Des Collèges comme Georges Marc, Maranatha, COPERNIC et le Lycée des Jeunes Filles ont reçu leur dose dans cette invitation à comprendre le présent à travers des projections qui ressassent le passé. Le film « 1964, simityè kamoken » de Rachèle Magloire projeté au collège COPERNIC le 6 décembre, et « Haïti, le silence des chiens » de Raoul Peck à l’Institut Français le même jour, un court-métrage qui d’après le synopsis met en scène deux visions du monde opposées sur fond de répression et de marchandage diplomatique. « Dès le début, notre objectif a toujours été d’éduquer les gens », rappelle celui qui a taillé le programme. « Nous voulons faire savoir au public qu’il y a des films intéressants qui ont été réalisés par des Haïtiens et des films documentaires sur Haïti réalisés par des étrangers » affirme-t-il.

Le festival des rencontres du documentaire en Haïti promet et sait s’adapter en fonction du contexte socio-politique, comme il a toujours fait depuis sa création. Cette année, « dans les camps » est initié non seulement pour pointer du doigt la situation d’exil des déplacés, mais aussi pour pallier les défis liés au déplacement dans les quartiers barricadés où habituellement le festival rencontre les habitants dans leur propre demeure.
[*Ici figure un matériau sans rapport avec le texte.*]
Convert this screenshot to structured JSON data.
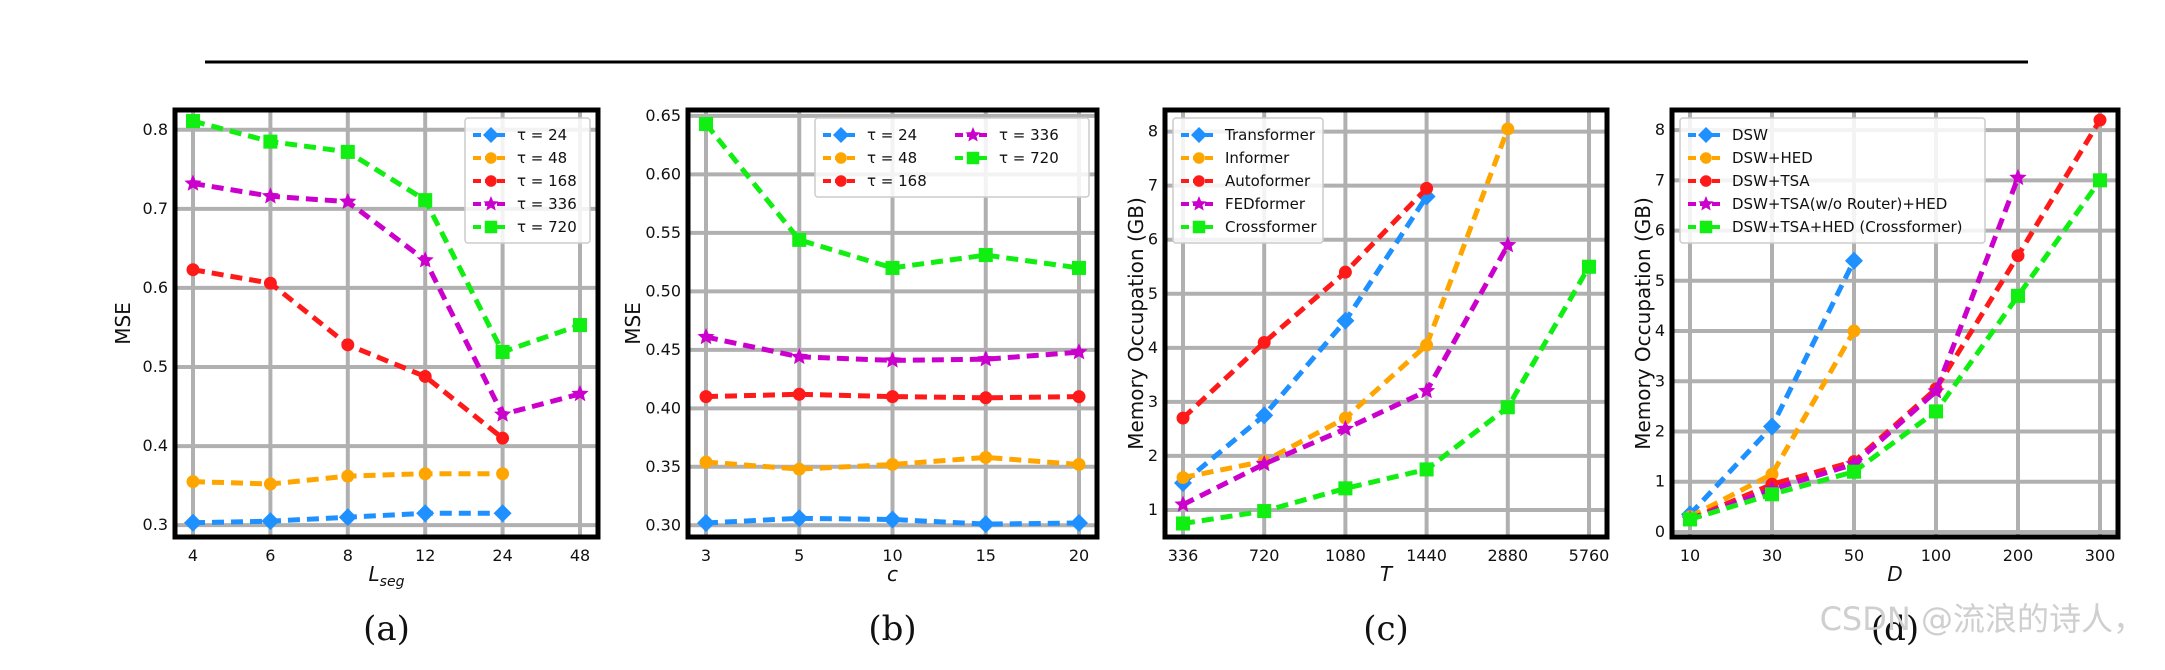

La 5e édition des rencontres du documentaire s’est réinventée en plongeant les festivaliers dans une expérience démocratique de liberté de penser d’eux-mêmes en rapport aux faits qui ne sont pas sans conséquences sur le devenir individuel et collectif. Le thème de l’exil est un rappel du passé pour prendre conscience du présent et questionner l’avenir.